Academics from the School of Security Studies, King’s College London, have played key roles in drafting the British government’s Integrated Review of Security, Defence, Development and Foreign Policy, which was published today.
Professor John Bew, Co-Director of the Centre for Grand Strategy in the Department of War Studies, has been closely involved in the Integrated Review over the last year, having been appointed as Boris Johnson’s foreign policy adviser in 2019. He was previously the UK representative on the panel assembled by the NATO Secretary General as part of the NATO Reflections Process.

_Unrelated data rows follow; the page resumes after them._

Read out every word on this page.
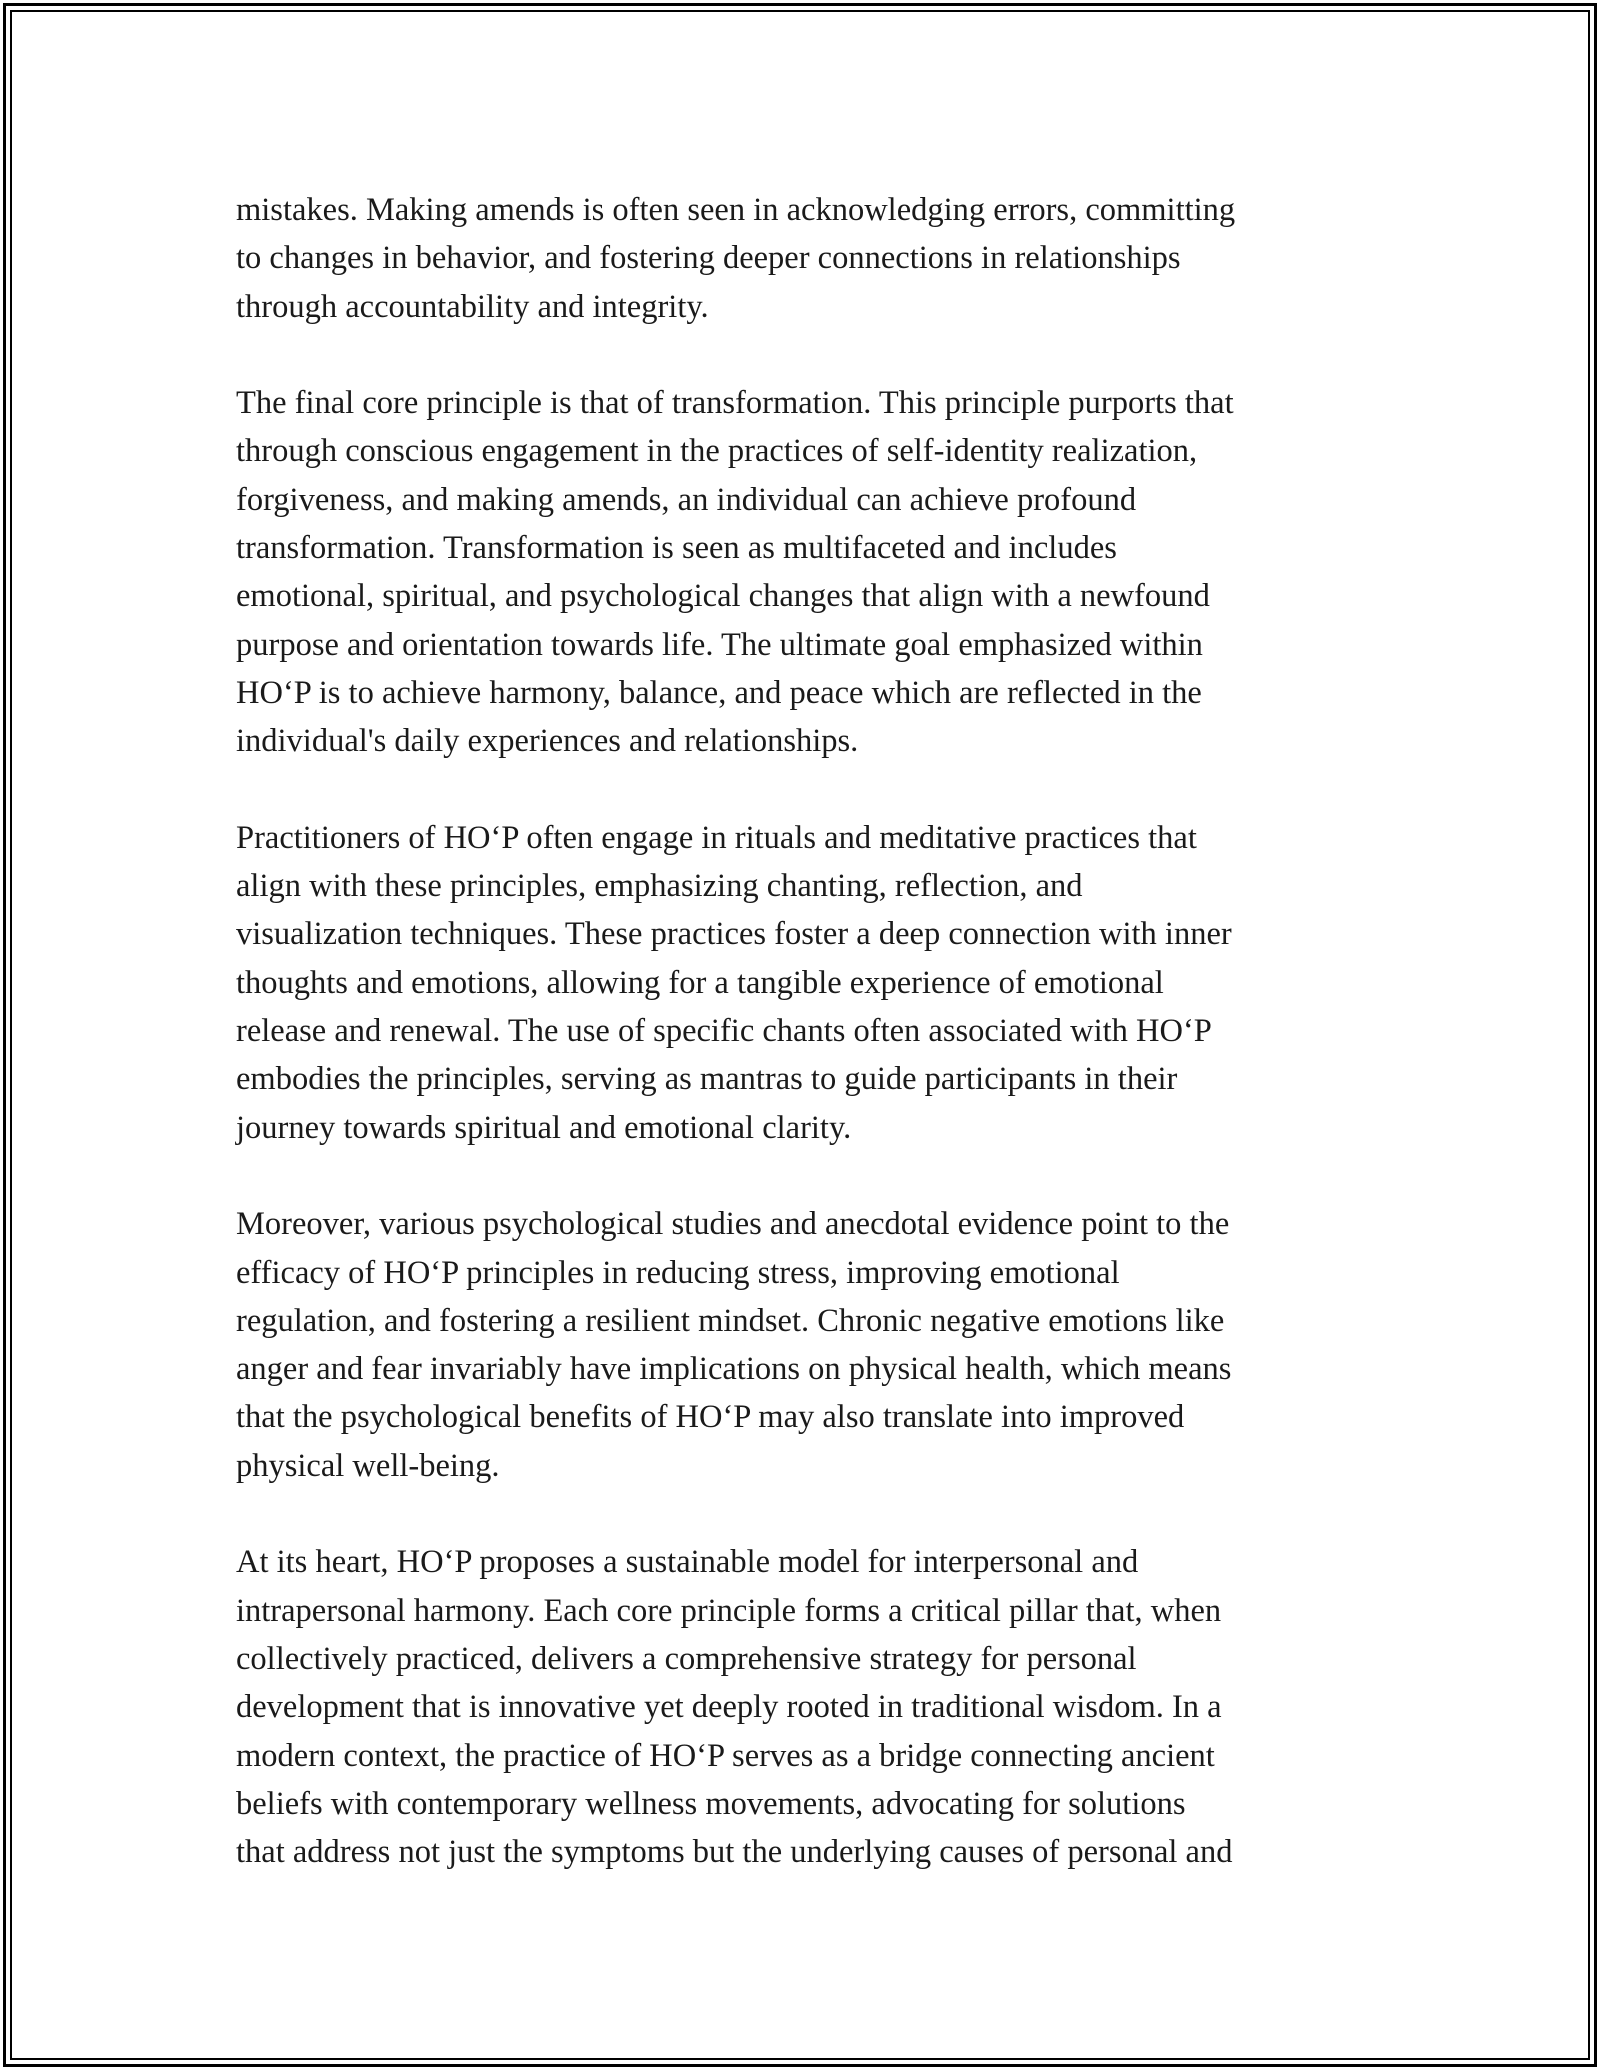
mistakes. Making amends is often seen in acknowledging errors, committing
to changes in behavior, and fostering deeper connections in relationships
through accountability and integrity.
The final core principle is that of transformation. This principle purports that
through conscious engagement in the practices of self-identity realization,
forgiveness, and making amends, an individual can achieve profound
transformation. Transformation is seen as multifaceted and includes
emotional, spiritual, and psychological changes that align with a newfound
purpose and orientation towards life. The ultimate goal emphasized within
HO‘P is to achieve harmony, balance, and peace which are reflected in the
individual's daily experiences and relationships.
Practitioners of HO‘P often engage in rituals and meditative practices that
align with these principles, emphasizing chanting, reflection, and
visualization techniques. These practices foster a deep connection with inner
thoughts and emotions, allowing for a tangible experience of emotional
release and renewal. The use of specific chants often associated with HO‘P
embodies the principles, serving as mantras to guide participants in their
journey towards spiritual and emotional clarity.
Moreover, various psychological studies and anecdotal evidence point to the
efficacy of HO‘P principles in reducing stress, improving emotional
regulation, and fostering a resilient mindset. Chronic negative emotions like
anger and fear invariably have implications on physical health, which means
that the psychological benefits of HO‘P may also translate into improved
physical well-being.
At its heart, HO‘P proposes a sustainable model for interpersonal and
intrapersonal harmony. Each core principle forms a critical pillar that, when
collectively practiced, delivers a comprehensive strategy for personal
development that is innovative yet deeply rooted in traditional wisdom. In a
modern context, the practice of HO‘P serves as a bridge connecting ancient
beliefs with contemporary wellness movements, advocating for solutions
that address not just the symptoms but the underlying causes of personal and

The Integrated Review acknowledges for the first time the rise of the Indo-Pacific as a place of major significance to the UK, arguing the adoption of a posture of persistent engagement in the region, working closely with key patterns, including Japan, Australia, and India. Dr Alessio Patalano has informed the debate and argued the case for this shift in high profile contributions and evidence submissions to the Cabinet Office.

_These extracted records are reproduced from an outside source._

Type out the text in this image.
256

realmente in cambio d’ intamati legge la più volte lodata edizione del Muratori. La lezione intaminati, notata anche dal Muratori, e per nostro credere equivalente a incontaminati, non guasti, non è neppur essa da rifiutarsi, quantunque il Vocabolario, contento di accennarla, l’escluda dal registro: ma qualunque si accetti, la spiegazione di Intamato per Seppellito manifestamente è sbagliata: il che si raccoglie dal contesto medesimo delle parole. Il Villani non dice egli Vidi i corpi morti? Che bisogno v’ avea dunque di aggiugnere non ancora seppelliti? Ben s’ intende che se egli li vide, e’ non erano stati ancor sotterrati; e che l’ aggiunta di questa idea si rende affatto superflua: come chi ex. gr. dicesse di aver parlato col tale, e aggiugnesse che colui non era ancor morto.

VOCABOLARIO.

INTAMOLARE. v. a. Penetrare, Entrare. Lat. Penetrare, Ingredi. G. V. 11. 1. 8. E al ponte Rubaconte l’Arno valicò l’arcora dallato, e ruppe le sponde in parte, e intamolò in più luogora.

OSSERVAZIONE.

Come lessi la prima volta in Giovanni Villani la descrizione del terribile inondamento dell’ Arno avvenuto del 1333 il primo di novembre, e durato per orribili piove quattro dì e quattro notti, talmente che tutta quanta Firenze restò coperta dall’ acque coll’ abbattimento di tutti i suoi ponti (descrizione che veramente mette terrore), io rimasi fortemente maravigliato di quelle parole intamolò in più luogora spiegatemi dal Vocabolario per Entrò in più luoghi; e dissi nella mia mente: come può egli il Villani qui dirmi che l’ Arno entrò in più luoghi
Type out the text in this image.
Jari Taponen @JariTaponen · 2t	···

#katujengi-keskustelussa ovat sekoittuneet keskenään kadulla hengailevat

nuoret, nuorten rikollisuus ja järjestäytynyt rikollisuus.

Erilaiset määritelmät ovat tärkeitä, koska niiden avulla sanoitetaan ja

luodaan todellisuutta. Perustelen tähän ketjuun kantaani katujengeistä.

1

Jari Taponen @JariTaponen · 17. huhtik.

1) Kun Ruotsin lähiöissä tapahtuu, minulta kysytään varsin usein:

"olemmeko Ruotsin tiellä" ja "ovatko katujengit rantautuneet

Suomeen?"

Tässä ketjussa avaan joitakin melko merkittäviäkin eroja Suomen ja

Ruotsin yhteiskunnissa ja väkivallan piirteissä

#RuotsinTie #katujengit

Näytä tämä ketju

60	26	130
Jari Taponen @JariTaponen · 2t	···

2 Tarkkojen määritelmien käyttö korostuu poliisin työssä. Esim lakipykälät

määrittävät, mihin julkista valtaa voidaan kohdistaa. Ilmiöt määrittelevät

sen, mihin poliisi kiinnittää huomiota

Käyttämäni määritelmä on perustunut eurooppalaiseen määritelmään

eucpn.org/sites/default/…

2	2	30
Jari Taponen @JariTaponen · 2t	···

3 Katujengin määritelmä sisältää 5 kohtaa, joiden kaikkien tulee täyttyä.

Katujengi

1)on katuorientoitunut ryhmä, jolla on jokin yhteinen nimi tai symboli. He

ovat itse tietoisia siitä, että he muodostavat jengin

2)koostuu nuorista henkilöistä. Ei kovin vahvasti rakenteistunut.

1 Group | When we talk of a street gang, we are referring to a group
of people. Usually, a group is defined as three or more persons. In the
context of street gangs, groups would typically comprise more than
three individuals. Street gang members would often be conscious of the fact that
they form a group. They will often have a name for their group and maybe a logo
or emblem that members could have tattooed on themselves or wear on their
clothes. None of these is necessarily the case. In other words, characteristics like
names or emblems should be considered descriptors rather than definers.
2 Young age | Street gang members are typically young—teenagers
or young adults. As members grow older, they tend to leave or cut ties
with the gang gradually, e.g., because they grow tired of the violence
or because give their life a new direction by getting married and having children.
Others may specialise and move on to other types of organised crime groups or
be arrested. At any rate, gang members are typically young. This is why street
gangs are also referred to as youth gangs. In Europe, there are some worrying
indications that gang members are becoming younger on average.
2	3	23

Also contributing to the Review were Professor Matt Uttley and Professor Andrew Dorman from the Defence Studies Department, as well as Dr Benedict Wilkinson from the Policy Institute, King’s College London. The three researchers led on a key piece of analysis that fed originally into the Defence, Security and industrial Strategy review and then into the Integrated Review published today.

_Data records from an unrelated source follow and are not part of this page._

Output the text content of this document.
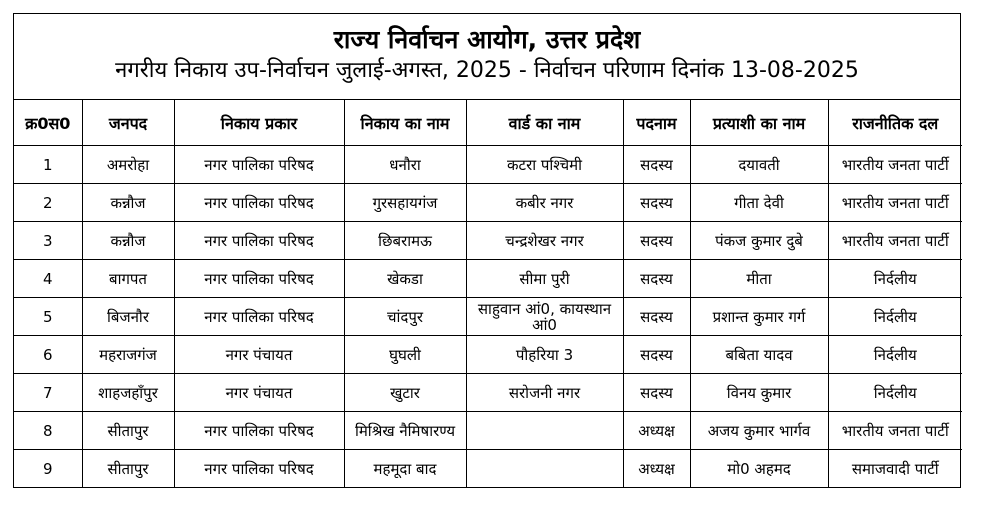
राज्य निर्वाचन आयोग, उत्तर प्रदेश
नगरीय निकाय उप-निर्वाचन जुलाई-अगस्त, 2025 - निर्वाचन परिणाम दिनांक 13-08-2025
क्र0स0	जनपद	निकाय प्रकार	निकाय का नाम	वार्ड का नाम	पदनाम	प्रत्याशी का नाम	राजनीतिक दल
1	अमरोहा	नगर पालिका परिषद	धनौरा	कटरा पश्चिमी	सदस्य	दयावती	भारतीय जनता पार्टी
2	कन्नौज	नगर पालिका परिषद	गुरसहायगंज	कबीर नगर	सदस्य	गीता देवी	भारतीय जनता पार्टी
3	कन्नौज	नगर पालिका परिषद	छिबरामऊ	चन्द्रशेखर नगर	सदस्य	पंकज कुमार दुबे	भारतीय जनता पार्टी
4	बागपत	नगर पालिका परिषद	खेकडा	सीमा पुरी	सदस्य	मीता	निर्दलीय
5	बिजनौर	नगर पालिका परिषद	चांदपुर	साहुवान आं0, कायस्थान आं0	सदस्य	प्रशान्त कुमार गर्ग	निर्दलीय
6	महराजगंज	नगर पंचायत	घुघली	पौहरिया 3	सदस्य	बबिता यादव	निर्दलीय
7	शाहजहाँपुर	नगर पंचायत	खुटार	सरोजनी नगर	सदस्य	विनय कुमार	निर्दलीय
8	सीतापुर	नगर पालिका परिषद	मिश्रिख नैमिषारण्य		अध्यक्ष	अजय कुमार भार्गव	भारतीय जनता पार्टी
9	सीतापुर	नगर पालिका परिषद	महमूदा बाद		अध्यक्ष	मो0 अहमद	समाजवादी पार्टी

Led by the Prime Minister, the Integrated Review (IR) is fundamental to defining the government’s vision for the UK’s role in the world over the next decade and beyond. The latest announcements deal with all aspects of international and national security policy, such as defence, diplomacy, development and national resilience.
A historian of British statecraft and foreign policy and expert in Grand Strategy, at the Department of War Studies, Professor John Bew leads the Grand Strategy Programme along with Co-Director Dr Maeve Ryan, aimed at bringing more historical and strategic expertise to statecraft, diplomacy and foreign policy. The Centre is also investigating the origins and future of the idea of World Order, with the support of grants from the Leverhulme Trust and Ax:son Johnson Foundation.
Professor Bew took up his role in No 10 in July 2019. Before that he worked as a Specialist Advisor for the House of Commons Foreign Affairs Committee. Since joining King’s his academic work has seen him win the Orwell Prize and Philip Leverhulme Prize.